NiederfrinigerRechtsprobleme der Gleitzeitarbeit
Manz Verlag, Wien 2019, XXXII, 232 Seiten, broschiert, € 59,–
NiederfrinigerRechtsprobleme der Gleitzeitarbeit
Die gleitende Arbeitszeit ist in Österreich praktisch von großer Bedeutung und erscheint – trotz dem Vorliegen von nur vereinzelter einschlägiger OGH-Rsp – eigentlich ganz gut literarisch aufgearbeitet. Zudem haben die Änderungen im Zusammenhang mit dem Arbeitszeitpaket 2018 (BGBl I 2018/53BGBl I 2018/53) eine Fülle an Aufsätzen zu Einzelfragen hervorgebracht. Auch sind die AZG-Kommentare von Schrank, Auer-Mayer/Felten/Pfeil sowie von Gasteiger/Heilegger/Klein nunmehr alle überarbeitet, sodass sich die Frage stellt, warum es eigentlich ein Buch wie das vorliegende braucht? Diese Frage ist leicht zu beantworten: Weil bei der bestehenden Fülle an Material ein zusammenfassender Überblick notwendig ist. Wenn dieser dann auch noch wissenschaftlich fundiert ist, neben der Breite auch ordentlich Tiefe aufweist und außerdem noch eigene Positionen entwickelt werden, dann hat man ein wirklich gutes Buch vor sich. Das ist hier bei der Arbeit von Mario Niederfriniger, die auf seine während seiner Assistententätigkeit verfasste und an der Universität Innsbruck approbierte Dissertation zurückgeht, in der Tat der Fall.

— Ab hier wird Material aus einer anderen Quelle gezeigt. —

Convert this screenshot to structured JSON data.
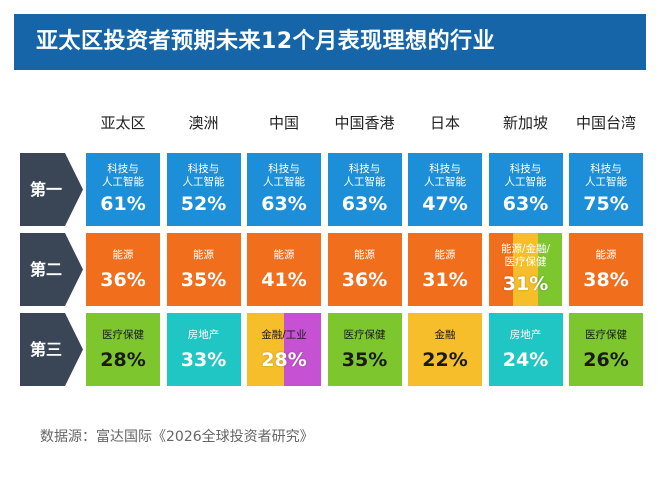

Das Buch ist in sieben große Kapitel gegliedert: Nach einer Einleitung (I.) und den arbeitszeitrechtlichen Grundlagen (II.) wird die Gleitzeitvereinbarung hinsichtlich der Regelungszuständigkeit und der Regelungsinhalte behandelt (III.). Daran schließen Kapitel zu Zeitguthaben und Zeitschulden (IV.), die Zeitsouveränität der AN bzw deren Beschränkung (V.), die Dienstabwesenheit (VI.) und die abgabenrechtliche Behandlung (VII.) an. Ich selbst hätte die äußerst umstrittene Frage der Überstunden bei Gleitzeit stärker hervorgehoben und ihr ein eigenes Kapitel gewidmet, aber das ist letztlich Geschmackssache. Sie wird in dem Buch hinsichtlich der Eingriffe in die Arbeitszeitsouveränität unter dem Titel „Einordnung der Arbeitsleistung“ (Rz 487 ff) und betreffend der Überhänge am Ende der Gleitzeitperiode (Rz 247 ff) bzw am Ende des Dienstverhältnisses (Rz 322 ff) behandelt.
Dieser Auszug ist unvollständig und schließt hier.